Okay, I think I have arrived at all the answer to the questions thrown my way. However, how do I explain what is happening “graphically”, where the services are charging same rate?
: Your company must use a transportation service to shuttle their corporate partners from the airport for a quarterly meeting. Crespo Transportation Service charges $32 initially plus $8 per mile for every mile traveled. Siera Transportation Service charges $24 initially plus $10 per mile for every mile traveled.
Write an equation in two variables (x & y) that illustrates the costs for the Crespo Transportation Service.
y=32+8x
Write an equation in two variables (x & y) that illustrates the costs for the Siera Transportation Service.
y=24+10x
If the trip is 3 miles, how much does each one charge? If the trip is 6 miles, how much does each one charge? Explain
If the trip is 3 miles then Crespo transportation services would charge $56
y=32+8x
y=32+8(3)
y=32+24
y=56
For Siera transportation service if the trip is 3 miles then the total charge would be $54
y=24+10x
y=24+10(3)
y=24+30
y=54
If the trip is 6 miles then Crespo transportation would charge $80.00
y=32+8(6)
y=32+48
y=80
If the trip was 6 miles then siera transportation would charge 84
y=24+10(6)
y=24+60
y=84
l) At what mileage are both services charging the same rate? Explain.
For the last part:
set the two y values equal
24 + 10x = 32 + 8x
2x = 8
x = 4
Explanation:
I will solve for x by subtracting
8x from each side and by
subtracting 24 from each side to arrive at the solution.
8x+32=10x+24
8x-8x+32=10x-8x+24
32=2x+24
32-24=2x+24-24
8=2x
x=4
Check if x = 4
Checking the first equation:
y = 32 + 8(4) = 64
Checking the second equation:
y = 24 + 10(4) = 64
Both solutions check.
Therefore, the mileage that both are charging the same rate is 4 miles.

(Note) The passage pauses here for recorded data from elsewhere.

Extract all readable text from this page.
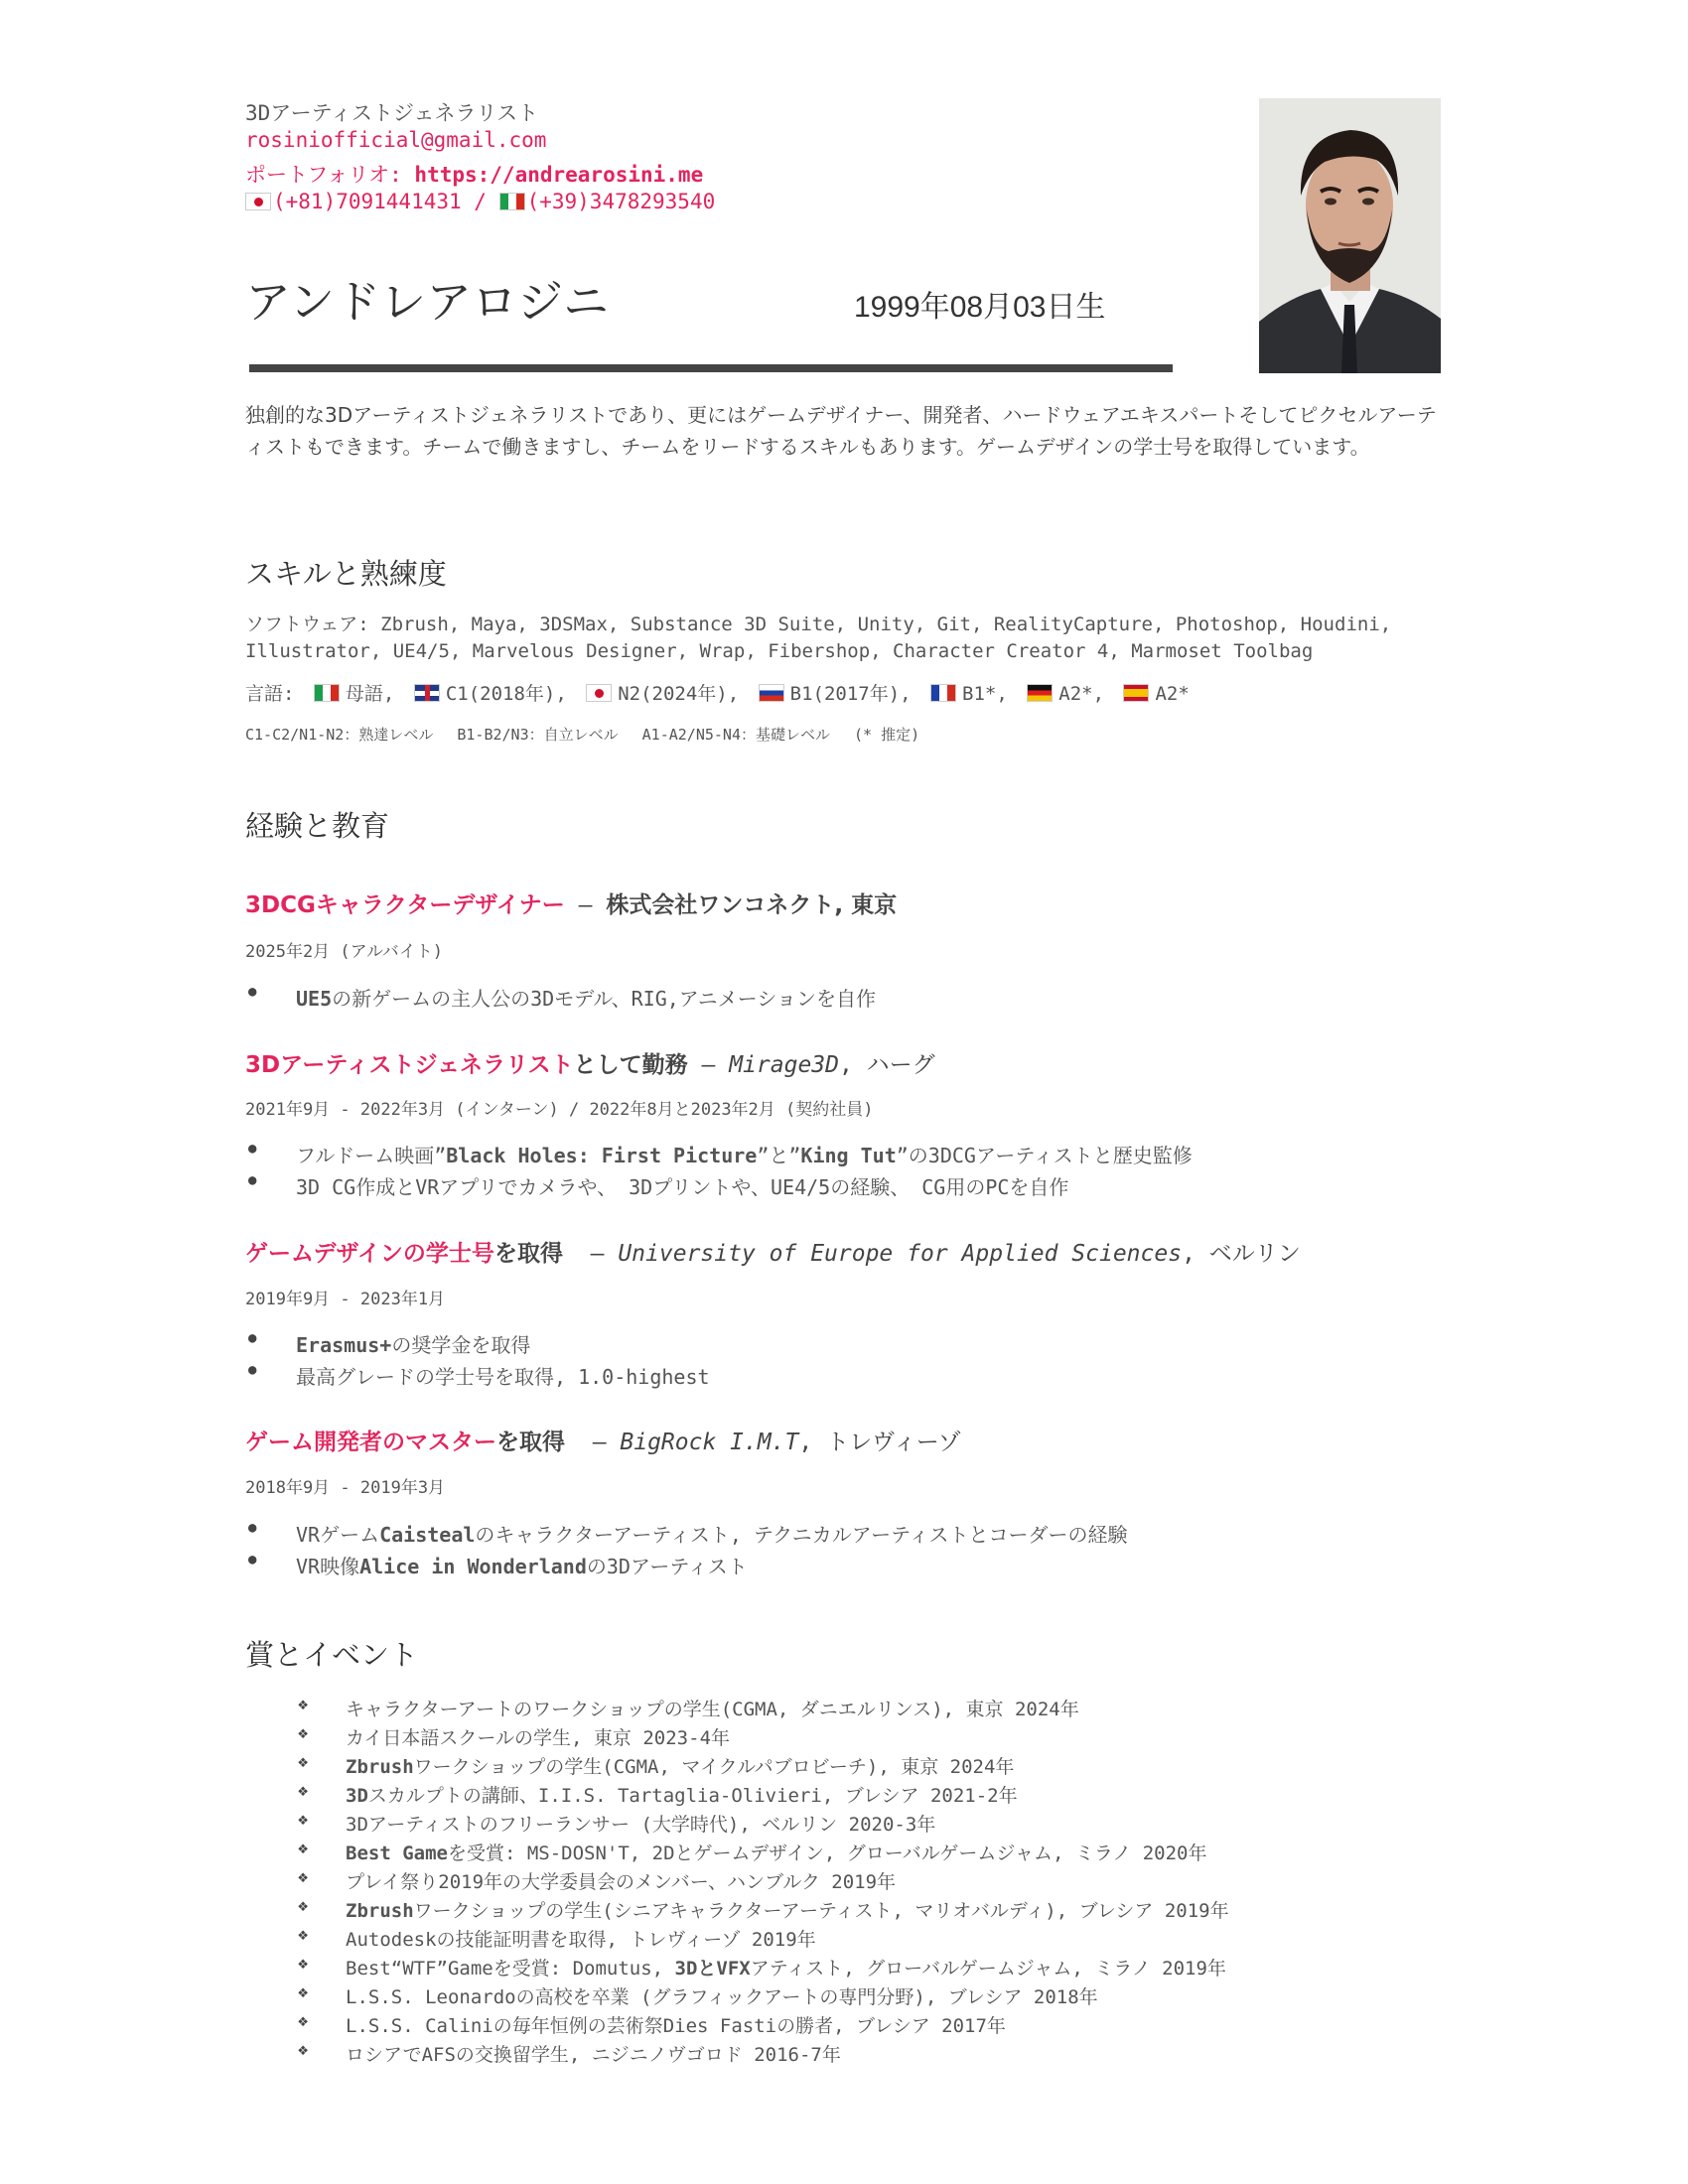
3Dアーティストジェネラリスト
rosiniofficial@gmail.com
ポートフォリオ: https://andrearosini.me
(+81)7091441431 / (+39)3478293540
アンドレアロジニ	1999年08月03日生
独創的な3Dアーティストジェネラリストであり、更にはゲームデザイナー、開発者、ハードウェアエキスパートそしてピクセルアーティストもできます。チームで働きますし、チームをリードするスキルもあります。ゲームデザインの学士号を取得しています。
スキルと熟練度
ソフトウェア: Zbrush, Maya, 3DSMax, Substance 3D Suite, Unity, Git, RealityCapture, Photoshop, Houdini,
Illustrator, UE4/5, Marvelous Designer, Wrap, Fibershop, Character Creator 4, Marmoset Toolbag
言語:	母語,	C1(2018年),	N2(2024年),	B1(2017年),	B1*,	A2*,	A2*
C1-C2/N1-N2：熟達レベル　 B1-B2/N3：自立レベル　 A1-A2/N5-N4：基礎レベル　 (* 推定)
経験と教育
3DCGキャラクターデザイナー — 株式会社ワンコネクト, 東京
2025年2月 (アルバイト)
● UE5の新ゲームの主人公の3Dモデル、RIG,アニメーションを自作
3Dアーティストジェネラリストとして勤務 — Mirage3D, ハーグ
2021年9月 - 2022年3月 (インターン) / 2022年8月と2023年2月 (契約社員)
● フルドーム映画”Black Holes: First Picture”と”King Tut”の3DCGアーティストと歴史監修
● 3D CG作成とVRアプリでカメラや、 3Dプリントや、UE4/5の経験、 CG用のPCを自作
ゲームデザインの学士号を取得  — University of Europe for Applied Sciences, ベルリン
2019年9月 - 2023年1月
● Erasmus+の奨学金を取得
● 最高グレードの学士号を取得, 1.0-highest
ゲーム開発者のマスターを取得  — BigRock I.M.T, トレヴィーゾ
2018年9月 - 2019年3月
● VRゲームCaistealのキャラクターアーティスト, テクニカルアーティストとコーダーの経験
● VR映像Alice in Wonderlandの3Dアーティスト
賞とイベント
❖ キャラクターアートのワークショップの学生(CGMA, ダニエルリンス), 東京 2024年
❖ カイ日本語スクールの学生, 東京 2023-4年
❖ Zbrushワークショップの学生(CGMA, マイクルパブロビーチ), 東京 2024年
❖ 3Dスカルプトの講師、I.I.S. Tartaglia-Olivieri, ブレシア 2021-2年
❖ 3Dアーティストのフリーランサー (大学時代), ベルリン 2020-3年
❖ Best Gameを受賞: MS-DOSN'T, 2Dとゲームデザイン, グローバルゲームジャム, ミラノ 2020年
❖ プレイ祭り2019年の大学委員会のメンバー、ハンブルク 2019年
❖ Zbrushワークショップの学生(シニアキャラクターアーティスト, マリオバルディ), ブレシア 2019年
❖ Autodeskの技能証明書を取得, トレヴィーゾ 2019年
❖ Best“WTF”Gameを受賞: Domutus, 3DとVFXアティスト, グローバルゲームジャム, ミラノ 2019年
❖ L.S.S. Leonardoの高校を卒業 (グラフィックアートの専門分野), ブレシア 2018年
❖ L.S.S. Caliniの毎年恒例の芸術祭Dies Fastiの勝者, ブレシア 2017年
❖ ロシアでAFSの交換留学生, ニジニノヴゴロド 2016-7年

How do I explain what is happening graphically where the services are charging the same rate? is this answer correct?
Graphically, where the services are charging the same rate, the graphs will intersect. A solution of a system of equations in two variables is an ordered pair that makes both equations true. All points will give a solution, but where the services are charging the same rate, the common points give the common solution. The systems are consistent and the equations are independent.
To explain what is happening graphically, you can plot the two equations on a coordinate plane. The y-axis represents the total cost and the x-axis represents the number of miles traveled.
For the Crespo Transportation Service equation, y = 32 + 8x, you can plot points on the graph by choosing different values for x and then calculating the corresponding values for y. For example, if x = 0, y = 32, so the point (0, 32) represents the initial cost of $32. If x = 1, y = 40, so the point (1, 40) represents the cost of traveling 1 mile. If you continue this process and connect the points, you will get a straight line.
Similarly, for the Siera Transportation Service equation, y = 24 + 10x, you can plot points and connect them to get another straight line.
The point where the lines intersect represents the mileage at which both services are charging the same rate. In this case, we found that the mileage is 4 miles. You can mark this point on the graph and conclude that at 4 miles, both services are charging the same rate.
So, in summary, graphically, the two equations represent two lines on a coordinate plane. The point where these lines intersect represents the mileage at which both services are charging the same rate.